Y, por último y en tercer lugar, aunque la tesis fuera empíricamente cierta y moralmente democrática -y no es ni una cosa ni la otra- es que, en el colmo del absurdo, aquí y ahora no se cumple. No sé en qué país vive Wert, pero en el mío cada dos por tres al PP o al PSOE los tienen que sustentar otros partidos pequeños para poder gobernar. ¿De veras conviene violar la igualdad de voto en aras de esta "eficacia"? La respuesta sería "no" aunque el remedio funcionara, pero, hombre, es que si ni siquiera lo hace.

Es ya una traición y un fracaso democrático pensar en términos de posibles resultados electorales y no de garantías ciudadanas reales, pero: ¿qué panorama terrible y desolador se adivina con un sistema proporcional de circunscripción única y voto igual? Probablemente uno en el que IU y UPyD tienen más presencia y el PP y el PSOE pueden pactar con ellos o con los nacionalistas periféricos, a su gusto. ¿Es algo ingobernable, ineficaz, inestable? No, claro. Es bastante parecido a lo que hay, y, de hecho, una inmensa mayoría lo consideraría preferible. Únicamente a los intereses puramente partidistas del PP y del PSOE les resultaría "ineficaz", porque la presencia de IU y UPyD lo sería a su costa y, por tanto, perderían escaños y porción del pastel. El acabose, sin duda.

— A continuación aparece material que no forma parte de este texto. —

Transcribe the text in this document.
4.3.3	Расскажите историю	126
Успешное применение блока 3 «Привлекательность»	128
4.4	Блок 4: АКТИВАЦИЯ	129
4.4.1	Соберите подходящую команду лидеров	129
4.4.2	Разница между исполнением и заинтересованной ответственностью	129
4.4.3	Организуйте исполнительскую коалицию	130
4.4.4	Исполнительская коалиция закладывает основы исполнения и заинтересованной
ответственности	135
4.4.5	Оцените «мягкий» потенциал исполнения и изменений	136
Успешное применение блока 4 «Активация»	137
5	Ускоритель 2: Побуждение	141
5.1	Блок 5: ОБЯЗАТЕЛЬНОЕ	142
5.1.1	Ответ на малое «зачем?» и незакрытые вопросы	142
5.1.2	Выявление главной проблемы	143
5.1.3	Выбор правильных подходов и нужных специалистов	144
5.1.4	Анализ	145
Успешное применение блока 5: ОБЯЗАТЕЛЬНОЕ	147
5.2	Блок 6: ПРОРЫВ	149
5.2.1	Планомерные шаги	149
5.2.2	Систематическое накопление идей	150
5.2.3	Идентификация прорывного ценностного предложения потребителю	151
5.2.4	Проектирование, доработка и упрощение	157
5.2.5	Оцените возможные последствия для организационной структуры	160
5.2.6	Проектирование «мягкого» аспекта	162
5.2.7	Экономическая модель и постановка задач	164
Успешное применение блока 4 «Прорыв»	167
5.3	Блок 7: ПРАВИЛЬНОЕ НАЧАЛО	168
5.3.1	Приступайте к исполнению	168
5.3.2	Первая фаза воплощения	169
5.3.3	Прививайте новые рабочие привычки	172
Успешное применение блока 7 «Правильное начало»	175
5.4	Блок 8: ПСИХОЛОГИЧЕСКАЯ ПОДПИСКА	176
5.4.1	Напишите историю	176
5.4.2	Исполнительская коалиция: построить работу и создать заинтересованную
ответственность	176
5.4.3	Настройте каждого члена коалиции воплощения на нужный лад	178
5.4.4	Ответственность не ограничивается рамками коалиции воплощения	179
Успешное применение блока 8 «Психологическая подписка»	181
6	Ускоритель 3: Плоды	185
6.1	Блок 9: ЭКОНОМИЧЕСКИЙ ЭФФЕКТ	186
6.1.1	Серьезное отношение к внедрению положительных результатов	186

Pero, sobre todo, es que el espíritu que anima casi todo el párrafo anterior supone de por sí una derrota de la democracia: da igual qué partidos ganen, lo que importa es que los ciudadanos posean intactos sus derechos de participación política. Por eso, la esencia del ideal democrático palpita sólo en la primera frase de tal párrafo, y no en el resto. Si no lo tenemos claro, ya hemos perdido la batalla. Que no les despisten.

Jorge Urdánoz Ganuza, profesor de Teoría Política en la Universidad Autónoma de Madrid.